Между тем, подлинная религиозность предполагает не только ведомость человека Высшими Силами, но и прежде всего пробуждение в нём таковых собственных, чем всю жизнь занимался Пастернак. Человек есть подобие Божье, говорит Ветхий Завет, и Новый подтверждает эту истину устами Иисуса Христа: «Вы – боги». Боги потенциальные, пока человек этого не знает, пребываю в дремлющем религиозном состоянии, и реальные - когда, не спит. В этом разница между личностью заурядной и Сократом. Сократ прислушивался к своему внутреннему «даймонию», строго следовал его указаниям, тогда как мы сплошь да рядом не обращаем внимания на Голос Бога в нас. Внутренний бог каждого человека есть совесть, понимаемая не только как привычка поступать хорошо или дурно, но в точном этимологическом смысле слова, как со-весть, то есть со-знание. Рядовой человек начиняет сознание информацией, полученной извне, из книг или от других людей. Для него Голос Бога - мистика, интуиция, нечто завлекательное, но не вписанное в обиход. Для гения Знание и Бог одно и то же, собственное причастие к Богу, со-Знание, или со-Божие, являющееся главной частью жизненного обихода.

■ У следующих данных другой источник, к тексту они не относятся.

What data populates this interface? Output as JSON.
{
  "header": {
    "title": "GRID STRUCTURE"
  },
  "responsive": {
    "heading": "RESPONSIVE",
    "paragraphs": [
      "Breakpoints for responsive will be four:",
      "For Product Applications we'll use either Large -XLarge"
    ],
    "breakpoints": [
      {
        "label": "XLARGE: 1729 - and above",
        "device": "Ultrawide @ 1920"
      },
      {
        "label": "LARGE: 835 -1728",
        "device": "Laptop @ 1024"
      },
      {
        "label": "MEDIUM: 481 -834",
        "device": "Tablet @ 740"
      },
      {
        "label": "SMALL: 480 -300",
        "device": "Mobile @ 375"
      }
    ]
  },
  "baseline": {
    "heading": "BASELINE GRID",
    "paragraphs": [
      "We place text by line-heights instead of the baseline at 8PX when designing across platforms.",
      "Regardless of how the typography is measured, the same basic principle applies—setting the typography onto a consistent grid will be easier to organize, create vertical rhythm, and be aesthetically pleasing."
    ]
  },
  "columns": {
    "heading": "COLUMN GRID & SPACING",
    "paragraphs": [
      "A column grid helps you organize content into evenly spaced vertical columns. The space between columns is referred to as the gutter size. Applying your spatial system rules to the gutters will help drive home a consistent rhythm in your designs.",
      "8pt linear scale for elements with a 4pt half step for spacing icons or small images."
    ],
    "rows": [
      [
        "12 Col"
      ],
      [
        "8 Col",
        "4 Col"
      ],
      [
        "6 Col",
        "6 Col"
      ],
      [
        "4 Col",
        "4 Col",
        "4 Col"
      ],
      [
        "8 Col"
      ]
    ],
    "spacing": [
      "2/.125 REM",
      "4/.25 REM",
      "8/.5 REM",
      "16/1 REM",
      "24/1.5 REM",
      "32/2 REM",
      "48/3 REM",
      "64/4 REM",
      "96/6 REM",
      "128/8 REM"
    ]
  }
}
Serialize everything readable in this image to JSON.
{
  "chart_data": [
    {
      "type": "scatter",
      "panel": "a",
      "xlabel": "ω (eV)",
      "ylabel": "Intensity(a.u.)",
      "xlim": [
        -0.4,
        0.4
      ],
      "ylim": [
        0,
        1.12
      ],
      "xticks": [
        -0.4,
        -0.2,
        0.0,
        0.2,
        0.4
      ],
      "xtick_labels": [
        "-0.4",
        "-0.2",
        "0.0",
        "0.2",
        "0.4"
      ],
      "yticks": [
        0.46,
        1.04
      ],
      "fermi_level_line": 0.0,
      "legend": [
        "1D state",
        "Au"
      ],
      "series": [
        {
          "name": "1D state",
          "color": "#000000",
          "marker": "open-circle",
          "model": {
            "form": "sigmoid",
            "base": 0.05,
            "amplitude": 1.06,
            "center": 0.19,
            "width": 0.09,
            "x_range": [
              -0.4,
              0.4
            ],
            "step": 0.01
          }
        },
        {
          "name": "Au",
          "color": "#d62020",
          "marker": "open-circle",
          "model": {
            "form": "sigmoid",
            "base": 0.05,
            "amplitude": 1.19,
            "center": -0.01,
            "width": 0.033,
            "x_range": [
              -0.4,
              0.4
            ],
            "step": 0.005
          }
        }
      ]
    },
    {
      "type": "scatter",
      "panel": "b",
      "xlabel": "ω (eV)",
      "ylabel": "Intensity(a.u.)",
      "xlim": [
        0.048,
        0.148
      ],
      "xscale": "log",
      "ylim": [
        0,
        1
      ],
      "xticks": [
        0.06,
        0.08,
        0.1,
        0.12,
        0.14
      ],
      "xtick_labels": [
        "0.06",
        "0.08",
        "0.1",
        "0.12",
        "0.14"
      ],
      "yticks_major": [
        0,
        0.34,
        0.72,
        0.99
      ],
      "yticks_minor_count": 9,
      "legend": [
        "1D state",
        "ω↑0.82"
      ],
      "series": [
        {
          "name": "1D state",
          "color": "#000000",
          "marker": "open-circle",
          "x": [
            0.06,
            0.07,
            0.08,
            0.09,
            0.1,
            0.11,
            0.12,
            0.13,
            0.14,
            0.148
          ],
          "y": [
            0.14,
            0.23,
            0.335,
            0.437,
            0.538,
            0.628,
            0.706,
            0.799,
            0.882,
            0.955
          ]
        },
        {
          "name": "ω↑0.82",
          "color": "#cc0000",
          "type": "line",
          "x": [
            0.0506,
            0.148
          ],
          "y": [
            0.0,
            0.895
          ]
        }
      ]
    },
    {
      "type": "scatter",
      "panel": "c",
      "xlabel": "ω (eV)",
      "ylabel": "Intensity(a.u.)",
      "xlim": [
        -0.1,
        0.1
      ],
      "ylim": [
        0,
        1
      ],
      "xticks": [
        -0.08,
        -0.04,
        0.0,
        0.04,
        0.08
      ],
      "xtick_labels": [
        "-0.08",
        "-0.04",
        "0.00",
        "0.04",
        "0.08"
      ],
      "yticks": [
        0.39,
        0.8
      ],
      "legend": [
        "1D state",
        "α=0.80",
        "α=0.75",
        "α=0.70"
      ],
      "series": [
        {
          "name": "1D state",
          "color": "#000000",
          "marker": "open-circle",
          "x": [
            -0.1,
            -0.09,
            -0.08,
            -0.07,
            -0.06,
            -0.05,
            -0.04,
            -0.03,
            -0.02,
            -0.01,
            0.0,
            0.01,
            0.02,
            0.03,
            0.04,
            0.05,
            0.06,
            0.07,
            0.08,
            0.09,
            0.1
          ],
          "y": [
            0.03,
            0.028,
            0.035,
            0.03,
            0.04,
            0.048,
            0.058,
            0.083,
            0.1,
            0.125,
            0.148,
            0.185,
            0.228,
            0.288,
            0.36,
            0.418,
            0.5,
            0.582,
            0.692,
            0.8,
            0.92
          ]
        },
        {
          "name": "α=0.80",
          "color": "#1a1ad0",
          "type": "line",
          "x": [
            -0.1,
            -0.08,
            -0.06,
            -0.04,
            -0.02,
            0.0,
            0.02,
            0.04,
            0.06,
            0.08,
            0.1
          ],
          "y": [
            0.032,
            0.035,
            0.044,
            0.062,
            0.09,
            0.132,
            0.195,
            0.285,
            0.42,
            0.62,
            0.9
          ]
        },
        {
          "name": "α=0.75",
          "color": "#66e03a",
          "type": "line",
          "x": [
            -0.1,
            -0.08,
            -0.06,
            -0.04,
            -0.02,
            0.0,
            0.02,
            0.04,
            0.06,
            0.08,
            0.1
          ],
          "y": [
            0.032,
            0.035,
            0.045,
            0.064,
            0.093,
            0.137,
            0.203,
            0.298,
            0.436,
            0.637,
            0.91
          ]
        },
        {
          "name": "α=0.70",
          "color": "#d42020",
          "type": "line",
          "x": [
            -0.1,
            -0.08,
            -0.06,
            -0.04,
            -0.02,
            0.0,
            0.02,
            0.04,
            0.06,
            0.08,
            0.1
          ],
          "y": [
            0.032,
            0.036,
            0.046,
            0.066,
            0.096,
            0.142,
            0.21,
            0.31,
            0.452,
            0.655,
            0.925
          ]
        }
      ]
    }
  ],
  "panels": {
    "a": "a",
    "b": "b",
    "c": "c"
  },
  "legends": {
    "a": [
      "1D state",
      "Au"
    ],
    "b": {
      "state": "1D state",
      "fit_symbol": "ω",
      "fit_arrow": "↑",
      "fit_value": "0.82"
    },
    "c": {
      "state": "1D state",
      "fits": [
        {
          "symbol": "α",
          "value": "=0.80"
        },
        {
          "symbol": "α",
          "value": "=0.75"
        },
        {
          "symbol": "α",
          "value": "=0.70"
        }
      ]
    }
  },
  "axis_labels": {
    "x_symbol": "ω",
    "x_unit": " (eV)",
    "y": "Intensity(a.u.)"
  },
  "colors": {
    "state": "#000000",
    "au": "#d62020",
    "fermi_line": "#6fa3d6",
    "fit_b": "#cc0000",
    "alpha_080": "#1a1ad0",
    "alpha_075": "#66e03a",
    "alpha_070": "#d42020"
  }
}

Сталин на глазах Пастернака тридцать лет успешно правил страной, совершал невиданные в истории опыты, и всё ему сходило с рук. В том числе справился с высоколобой, изощрённой оппозицией руками самих оппозиционеров. Откуда такая удачливость? Помощь дьявола? Но кто тогда помогал Троцкому, Гитлеру? Или же дьявол безнадёжный идиот, веками занимающийся самоедством. Но, может быть, Господь Бог вовсе не милосердный правитель мира, как его трактует обиходная традиция, но мир и меч одновременно? Разве может Хозяин Вселенной иметь равноценную оппозицию в лице другого Хозяина? Как вверху, так и внизу. Подобные мысли невольно приходят в голову, когда оцениваешь некоторые творческие и житейские поступки Пастернаку в сталинское время. 20 июня 1949 года Пастернак пишет руководителю СП СССР А.А. Фадееву: «Страх быть слопанным никогда не заменял мне логики и не управлял моими мозгами. Народу слопано так неисчислимо много, что готовность быть слопанным, как допущение, никогда меня не оставляет». Виртуальной, как теперь принято говорить, готовности Пастернака пойти на смерть было для пространства достаточно, чтобы не превращать её в действительную. Пастернак был первым кто, воспел советского вождя в стихах. 1 января 1936 года в газете «Известия» на первой полосе красной краской было напечатано знаменитое обращение вождя: «Жить стало лучше, товарищи. Жить стало веселее», а на пятой полосе опубликованы два стихотворения Бориса Пастернака «Я понял: всё живо...» и «Мне по душе строптивый норов...» В них замысловато, но искренно «гений слова» выражает свою признательность «гению поступка».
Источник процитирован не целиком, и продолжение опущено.